December 29, 2009 at 6:32 am

So with the ssd’s, Would we now put everything on the same disk? Meaning data files, tempdb, and log files? I thought about this and I don’t see why you wouldn’t, unless of course of money/space issues.

Reply
1. Brent Ozar
  
  December 29, 2009 at 6:46 am
  
  Jason – it depends. As of this writing (12/2009), there’s cost/capacity issues with SSDs, and there’s also compatibility issues. Most server vendors still aren’t shipping all of their servers with solid state drives, and they’re not certifying many SSDs on their compatibility lists, so you can run into problems.
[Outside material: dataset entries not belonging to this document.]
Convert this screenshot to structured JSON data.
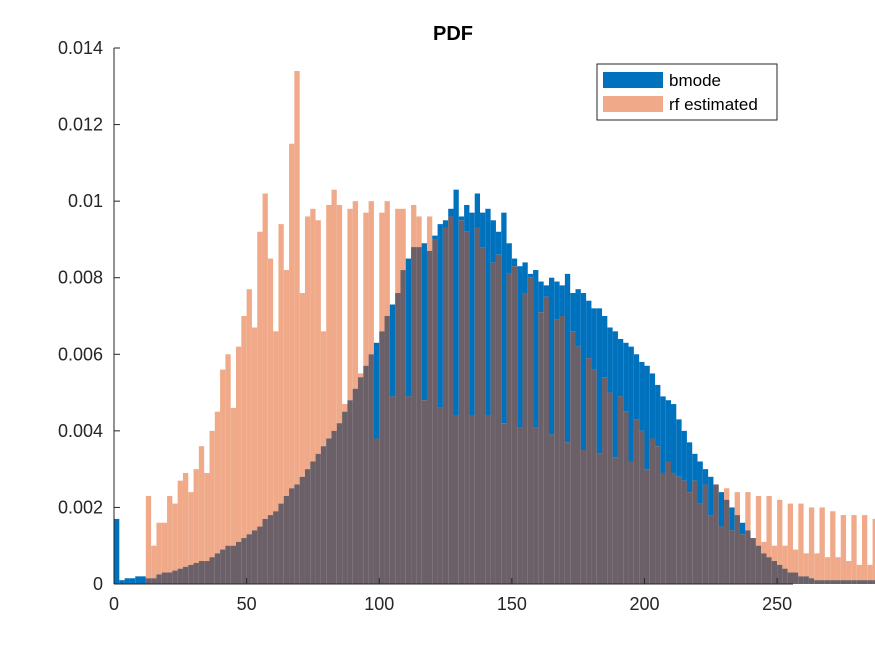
{
  "chart_data": {
    "type": "bar",
    "subtype": "overlapping-histogram",
    "title": "PDF",
    "xlabel": "",
    "ylabel": "",
    "xlim": [
      0,
      256
    ],
    "ylim": [
      0,
      0.014
    ],
    "x_ticks": [
      0,
      50,
      100,
      150,
      200,
      250
    ],
    "y_ticks": [
      0,
      0.002,
      0.004,
      0.006,
      0.008,
      0.01,
      0.012,
      0.014
    ],
    "x_tick_labels": [
      "0",
      "50",
      "100",
      "150",
      "200",
      "250"
    ],
    "y_tick_labels": [
      "0",
      "0.002",
      "0.004",
      "0.006",
      "0.008",
      "0.01",
      "0.012",
      "0.014"
    ],
    "bin_width": 2,
    "grid": false,
    "legend": {
      "position": "top-right",
      "entries": [
        "bmode",
        "rf estimated"
      ]
    },
    "overlap_color": "#6b5f68",
    "series": [
      {
        "name": "bmode",
        "color": "#0072bd",
        "bin_start": 0,
        "values": [
          0.0017,
          0.0001,
          0.00015,
          0.00015,
          0.0002,
          0.0002,
          0.00015,
          0.00015,
          0.00025,
          0.0003,
          0.0003,
          0.00035,
          0.0004,
          0.00045,
          0.0005,
          0.00055,
          0.0006,
          0.0006,
          0.0007,
          0.0008,
          0.0009,
          0.001,
          0.001,
          0.0011,
          0.0012,
          0.0013,
          0.0014,
          0.0015,
          0.0017,
          0.0018,
          0.0019,
          0.0021,
          0.0023,
          0.0025,
          0.0026,
          0.0028,
          0.003,
          0.0032,
          0.0034,
          0.0036,
          0.0038,
          0.004,
          0.0042,
          0.0045,
          0.0048,
          0.0051,
          0.0054,
          0.0057,
          0.006,
          0.0063,
          0.0066,
          0.007,
          0.0073,
          0.0076,
          0.0082,
          0.0085,
          0.0088,
          0.0088,
          0.0089,
          0.0087,
          0.0091,
          0.0094,
          0.0095,
          0.0098,
          0.0103,
          0.0096,
          0.0099,
          0.0097,
          0.0102,
          0.0097,
          0.0098,
          0.0095,
          0.0092,
          0.0097,
          0.0089,
          0.0085,
          0.0083,
          0.0084,
          0.0081,
          0.0082,
          0.0079,
          0.0078,
          0.008,
          0.0079,
          0.0078,
          0.0081,
          0.0076,
          0.0077,
          0.0076,
          0.0074,
          0.0072,
          0.0072,
          0.007,
          0.0067,
          0.0066,
          0.0064,
          0.0063,
          0.0062,
          0.006,
          0.0058,
          0.0057,
          0.0055,
          0.0052,
          0.0049,
          0.0048,
          0.0047,
          0.0043,
          0.004,
          0.0037,
          0.0034,
          0.0032,
          0.003,
          0.0028,
          0.0026,
          0.0024,
          0.0022,
          0.002,
          0.0018,
          0.0016,
          0.0014,
          0.0012,
          0.001,
          0.0008,
          0.0007,
          0.0006,
          0.0005,
          0.0004,
          0.0003,
          0.0003,
          0.0002,
          0.0002,
          0.00015,
          0.0001,
          0.0001,
          0.0001,
          0.0001,
          0.0001,
          0.0001,
          0.0001,
          0.0001,
          0.0001,
          0.0001,
          0.0001,
          0.0001,
          0.0001,
          0.0001,
          0.0001,
          0.0001
        ]
      },
      {
        "name": "rf estimated",
        "color": "#f0aa89",
        "bin_start": 12,
        "values": [
          0.0023,
          0.001,
          0.0016,
          0.0016,
          0.0023,
          0.0021,
          0.0027,
          0.0029,
          0.0024,
          0.003,
          0.0036,
          0.0029,
          0.004,
          0.0045,
          0.0056,
          0.006,
          0.0046,
          0.0062,
          0.007,
          0.0077,
          0.0067,
          0.0092,
          0.0102,
          0.0085,
          0.0066,
          0.0094,
          0.0082,
          0.0115,
          0.0134,
          0.0076,
          0.0096,
          0.0098,
          0.0095,
          0.0066,
          0.0099,
          0.0103,
          0.0099,
          0.0047,
          0.0098,
          0.01,
          0.0055,
          0.0097,
          0.01,
          0.0038,
          0.0097,
          0.01,
          0.0049,
          0.0098,
          0.0098,
          0.0049,
          0.0099,
          0.0096,
          0.0048,
          0.0096,
          0.009,
          0.0046,
          0.0093,
          0.0096,
          0.0044,
          0.0095,
          0.0092,
          0.0044,
          0.0093,
          0.0088,
          0.0044,
          0.0084,
          0.0086,
          0.0042,
          0.0081,
          0.0083,
          0.0041,
          0.0076,
          0.008,
          0.0041,
          0.0071,
          0.0075,
          0.0039,
          0.0069,
          0.007,
          0.0037,
          0.0066,
          0.0062,
          0.0035,
          0.0059,
          0.0056,
          0.0034,
          0.0054,
          0.005,
          0.0033,
          0.0049,
          0.0045,
          0.0032,
          0.0043,
          0.004,
          0.003,
          0.0038,
          0.0036,
          0.0029,
          0.0032,
          0.0029,
          0.0028,
          0.0027,
          0.0024,
          0.0027,
          0.0021,
          0.0026,
          0.0018,
          0.0026,
          0.0015,
          0.0025,
          0.0014,
          0.0024,
          0.0013,
          0.0024,
          0.0012,
          0.0023,
          0.0011,
          0.0023,
          0.001,
          0.0022,
          0.001,
          0.0021,
          0.0009,
          0.0021,
          0.0008,
          0.002,
          0.0008,
          0.002,
          0.0007,
          0.0019,
          0.0007,
          0.0018,
          0.0006,
          0.0018,
          0.0005,
          0.0018,
          0.0005,
          0.0017,
          0.0004,
          0.0017,
          0.0004,
          0.0016,
          0.0003,
          0.0016
        ]
      }
    ]
  }
}
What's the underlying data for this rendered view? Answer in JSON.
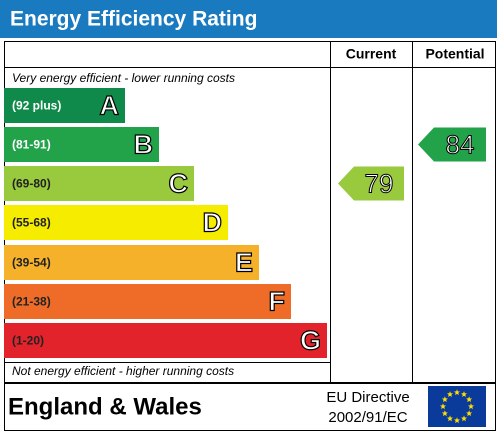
{
  "header": {
    "title": "Energy Efficiency Rating"
  },
  "columns": {
    "current": "Current",
    "potential": "Potential"
  },
  "top_note": "Very energy efficient - lower running costs",
  "bottom_note": "Not energy efficient - higher running costs",
  "bands": [
    {
      "range": "(92 plus)",
      "letter": "A",
      "color": "#0f8a4a"
    },
    {
      "range": "(81-91)",
      "letter": "B",
      "color": "#22a34a"
    },
    {
      "range": "(69-80)",
      "letter": "C",
      "color": "#99c93c"
    },
    {
      "range": "(55-68)",
      "letter": "D",
      "color": "#f5ec00"
    },
    {
      "range": "(39-54)",
      "letter": "E",
      "color": "#f5b12a"
    },
    {
      "range": "(21-38)",
      "letter": "F",
      "color": "#ee6c28"
    },
    {
      "range": "(1-20)",
      "letter": "G",
      "color": "#e3232b"
    }
  ],
  "current": {
    "value": 79,
    "color": "#99c93c"
  },
  "potential": {
    "value": 84,
    "color": "#22a34a"
  },
  "footer": {
    "region": "England & Wales",
    "directive_line1": "EU Directive",
    "directive_line2": "2002/91/EC"
  }
}
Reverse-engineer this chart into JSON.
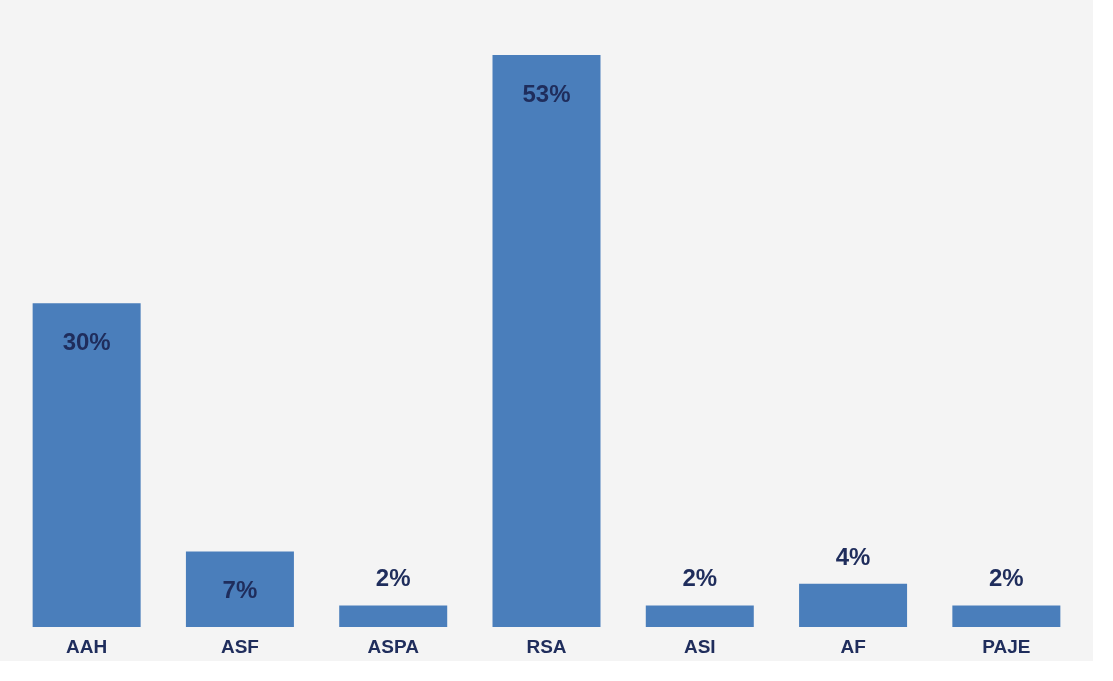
{
  "chart_data": {
    "type": "bar",
    "categories": [
      "AAH",
      "ASF",
      "ASPA",
      "RSA",
      "ASI",
      "AF",
      "PAJE"
    ],
    "values": [
      30,
      7,
      2,
      53,
      2,
      4,
      2
    ],
    "value_labels": [
      "30%",
      "7%",
      "2%",
      "53%",
      "2%",
      "4%",
      "2%"
    ],
    "color": "#4a7ebb",
    "grid": false
  }
}
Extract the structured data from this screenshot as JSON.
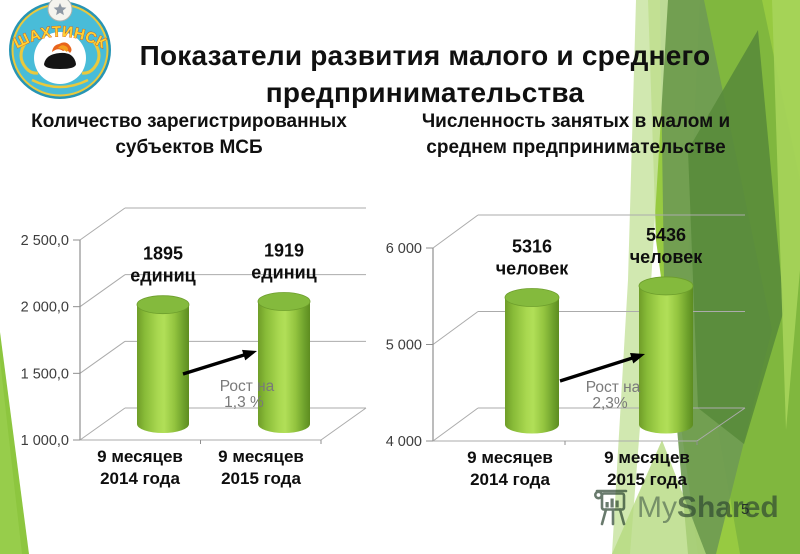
{
  "slide": {
    "title": "Показатели развития малого и среднего предпринимательства",
    "page_number": "5",
    "watermark_my": "My",
    "watermark_shared": "Shared",
    "emblem_text": "ШАХТИНСК"
  },
  "sections": [
    {
      "header": "Количество зарегистрированных субъектов МСБ"
    },
    {
      "header": "Численность занятых в малом и среднем предпринимательстве"
    }
  ],
  "chart_data": [
    {
      "type": "bar",
      "style": "3d-cylinder",
      "title": "Количество зарегистрированных субъектов МСБ",
      "categories": [
        "9 месяцев\n2014 года",
        "9 месяцев\n2015 года"
      ],
      "values": [
        1895,
        1919
      ],
      "bar_labels": [
        "1895\nединиц",
        "1919\nединиц"
      ],
      "ylim": [
        1000,
        2500
      ],
      "yticks": [
        {
          "value": 1000,
          "label": "1 000,0"
        },
        {
          "value": 1500,
          "label": "1 500,0"
        },
        {
          "value": 2000,
          "label": "2 000,0"
        },
        {
          "value": 2500,
          "label": "2 500,0"
        }
      ],
      "annotation": "Рост на\n1,3 %",
      "grid": true,
      "legend": false,
      "bar_color": "#8cc63e"
    },
    {
      "type": "bar",
      "style": "3d-cylinder",
      "title": "Численность занятых в малом и среднем предпринимательстве",
      "categories": [
        "9 месяцев\n2014 года",
        "9 месяцев\n2015 года"
      ],
      "values": [
        5316,
        5436
      ],
      "bar_labels": [
        "5316\nчеловек",
        "5436\nчеловек"
      ],
      "ylim": [
        4000,
        6000
      ],
      "yticks": [
        {
          "value": 4000,
          "label": "4 000"
        },
        {
          "value": 5000,
          "label": "5 000"
        },
        {
          "value": 6000,
          "label": "6 000"
        }
      ],
      "annotation": "Рост на\n2,3%",
      "grid": true,
      "legend": false,
      "bar_color": "#8cc63e"
    }
  ],
  "colors": {
    "accent_green": "#8cc63e",
    "annotation_gray": "#7a7a7a",
    "grid_gray": "#ababab",
    "axis_gray": "#8f8f8f",
    "emblem_teal": "#3bb3d0",
    "emblem_gold": "#eac93d"
  }
}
If you put them directly into your server, then you can’t do clustering. If you put them into shared storage (like a SAN), then you have to be on the SAN’s compatibility list, and that’s rather difficult right now.
  
  Reply
  1. jason
    
    December 29, 2009 at 7:15 am
    
    I guess it was more of a theoretical question for now. “In the future” with ssd’s, is the best practice of separate drives going out the window?
    
    Reply
    1. Brent Ozar
      
      December 29, 2009 at 7:19 am
      
      Jason – for entry-level databases, like databases under 100gb, that practice is pretty much already out the window. For larger databases, though, it still makes sense, because you can need more throughput than even SSDs can deliver.
      
      Reply
      1. jason
        
        December 29, 2009 at 9:37 am
        
        Thanks Brent!
        
        I took a brisk walk with the dog this morning and thought about this a bit more and decided I still need redundancy, Raid levels (as you mentioned) are still relative, and I may want to partition off certain files. Also had the thought that bigger and better hardware is going to turn into bigger(resource intensive) and better applications. So for now I guess this is all exciting but still quite up and coming.